La chute du faucon

La chute du faucon

par Antoine de Lacoste

En limo­geant le fau­con Bol­ton, Trump met fin à la doc­trine du chan­ge­ment de régime hostile.

John Bol­ton ne sera donc res­té que 18 mois à son poste de conseiller à la sécu­ri­té nationale.

Sa nomi­na­tion avait sur­pris et inquié­té. Bol­ton est en effet un des fau­cons les plus intran­si­geants du monde poli­tique amé­ri­cain. Farouche par­ti­san de la cala­mi­teuse inter­ven­tion mili­taire en Irak, il n’avait jamais expri­mé le moindre regret à ce sujet tan­dis que Trump qua­li­fiait cette aven­ture de « pire des pires déci­sions jamais prises. »

Mais son influence s’est éro­dée au fil des mois, notam­ment en rai­son de son goût addic­tif pour « les frappes », déli­cieux euphé­misme pour qua­li­fier un bom­bar­de­ment. Bol­ton vou­lait notam­ment bom­bar­der la Corée du Nord au moment où Trump com­men­çait ses négociations.

Tou­te­fois, c’est sur­tout l’affaire véné­zué­lienne qui l’a décon­si­dé­ré aux yeux du pré­sident américain.

Bol­ton a œuvré pour un coup d’État qui chas­se­rait le pré­sident véné­zué­lien, Nico­las Madu­ro, au pro­fit de Juan Guai­do, le pré­sident de l’Assemblée natio­nale. Refu­sant de recon­naître le résul­tat de l’élection pré­si­den­tielle qui vit la réélec­tion de Madu­ro avec 68% des voix, Guai­do s’est alors auto­pro­cla­mé pré­sident de la répu­blique. Il n’avait même pas été can­di­dat à la pré­si­den­tielle contes­tée mais les États-Unis le recon­nurent aus­si­tôt, doci­le­ment sui­vis par une cin­quan­taine de pays.

Mais Guai­do mul­ti­plia les erreurs et l’armée, un moment hési­tante, res­ta fidèle à Maduro.

Trump, qui avait sui­vi de près l’affaire, fut ulcé­ré par cet échec assez ridi­cule et, depuis, Bol­ton était en sursis.

C’est bien sûr le dos­sier ira­nien qui son­ne­ra le coup de grâce du fau­con.
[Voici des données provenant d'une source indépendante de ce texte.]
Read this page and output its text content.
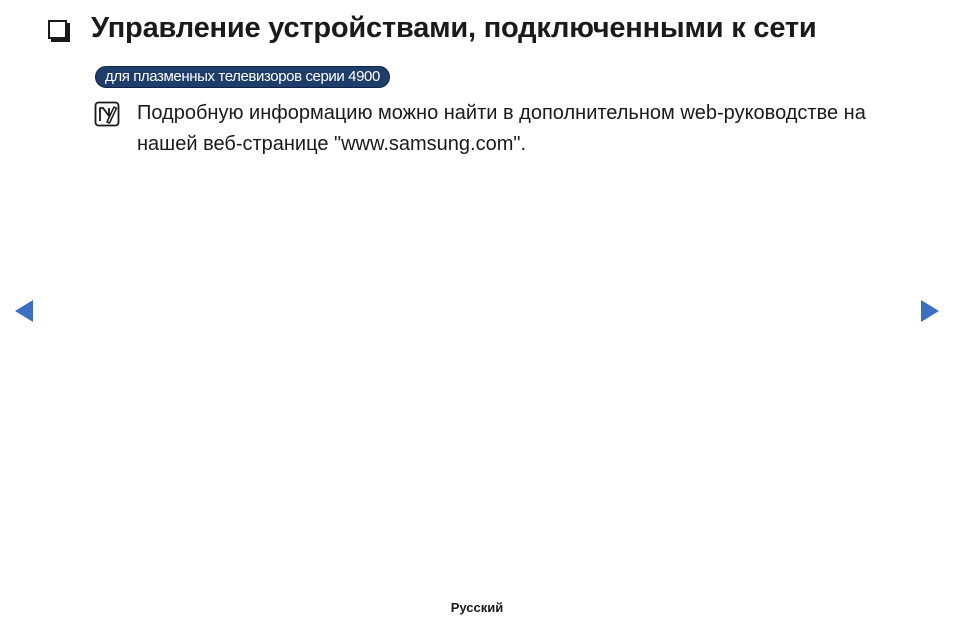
Управление устройствами, подключенными к сети
для плазменных телевизоров серии 4900
Подробную информацию можно найти в дополнительном web-руководстве на нашей веб-странице "www.samsung.com".
Русский
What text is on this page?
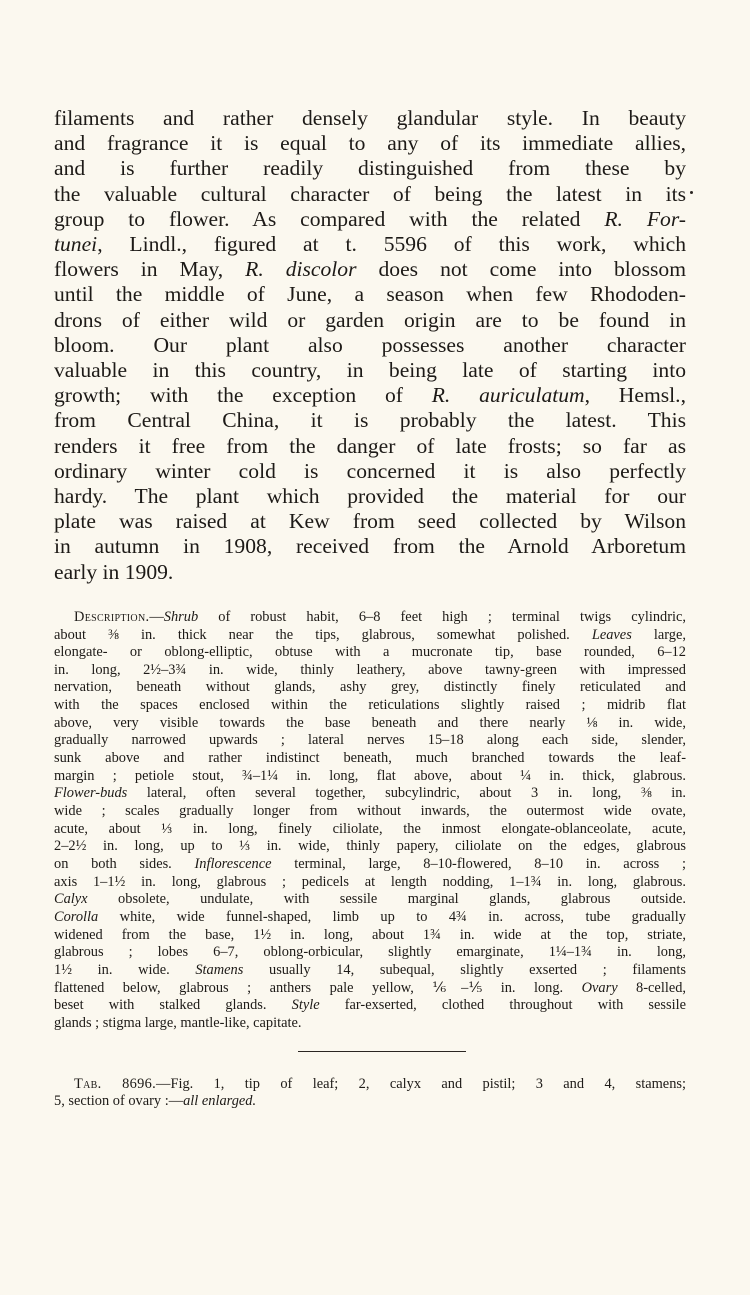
filaments and rather densely glandular style. In beauty
and fragrance it is equal to any of its immediate allies,
and is further readily distinguished from these by
the valuable cultural character of being the latest in its
group to flower. As compared with the related R. For-
tunei, Lindl., figured at t. 5596 of this work, which
flowers in May, R. discolor does not come into blossom
until the middle of June, a season when few Rhododen-
drons of either wild or garden origin are to be found in
bloom. Our plant also possesses another character
valuable in this country, in being late of starting into
growth; with the exception of R. auriculatum, Hemsl.,
from Central China, it is probably the latest. This
renders it free from the danger of late frosts; so far as
ordinary winter cold is concerned it is also perfectly
hardy. The plant which provided the material for our
plate was raised at Kew from seed collected by Wilson
in autumn in 1908, received from the Arnold Arboretum
early in 1909.
Description.—Shrub of robust habit, 6–8 feet high ; terminal twigs cylindric,
about ⅜ in. thick near the tips, glabrous, somewhat polished. Leaves large,
elongate- or oblong-elliptic, obtuse with a mucronate tip, base rounded, 6–12
in. long, 2½–3¾ in. wide, thinly leathery, above tawny-green with impressed
nervation, beneath without glands, ashy grey, distinctly finely reticulated and
with the spaces enclosed within the reticulations slightly raised ; midrib flat
above, very visible towards the base beneath and there nearly ⅛ in. wide,
gradually narrowed upwards ; lateral nerves 15–18 along each side, slender,
sunk above and rather indistinct beneath, much branched towards the leaf-
margin ; petiole stout, ¾–1¼ in. long, flat above, about ¼ in. thick, glabrous.
Flower-buds lateral, often several together, subcylindric, about 3 in. long, ⅜ in.
wide ; scales gradually longer from without inwards, the outermost wide ovate,
acute, about ⅓ in. long, finely ciliolate, the inmost elongate-oblanceolate, acute,
2–2½ in. long, up to ⅓ in. wide, thinly papery, ciliolate on the edges, glabrous
on both sides. Inflorescence terminal, large, 8–10-flowered, 8–10 in. across ;
axis 1–1½ in. long, glabrous ; pedicels at length nodding, 1–1¾ in. long, glabrous.
Calyx obsolete, undulate, with sessile marginal glands, glabrous outside.
Corolla white, wide funnel-shaped, limb up to 4¾ in. across, tube gradually
widened from the base, 1½ in. long, about 1¾ in. wide at the top, striate,
glabrous ; lobes 6–7, oblong-orbicular, slightly emarginate, 1¼–1¾ in. long,
1½ in. wide. Stamens usually 14, subequal, slightly exserted ; filaments
flattened below, glabrous ; anthers pale yellow, ⅙–⅕ in. long. Ovary 8-celled,
beset with stalked glands. Style far-exserted, clothed throughout with sessile
glands ; stigma large, mantle-like, capitate.
Tab. 8696.—Fig. 1, tip of leaf; 2, calyx and pistil; 3 and 4, stamens;
5, section of ovary :—all enlarged.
Bol­ton vou­lait en effet bom­bar­der les ins­tal­la­tions nucléaires ira­niennes (pas vrai­ment nucléaires mais pas­sons) et natu­rel­le­ment ten­ter d’organiser un chan­ge­ment de régime.

Trump ne le sui­vait sur aucune des deux idées. Un chan­ge­ment de régime dans un pays de 80 mil­lions d’habitants est tout de même une opé­ra­tion à très haut risque ; de plus la solu­tion de rechange était, comme d’habitude, loin d’être claire. Quant au bom­bar­de­ment, il aurait bien sûr entraî­né des réac­tions dont les alliés amé­ri­cains dans le Golfe auraient subi les consé­quences. Trump n’a d’ailleurs pas sou­hai­té réagir à la des­truc­tion d’un drone amé­ri­cain : à par­tir de là, la messe était dite.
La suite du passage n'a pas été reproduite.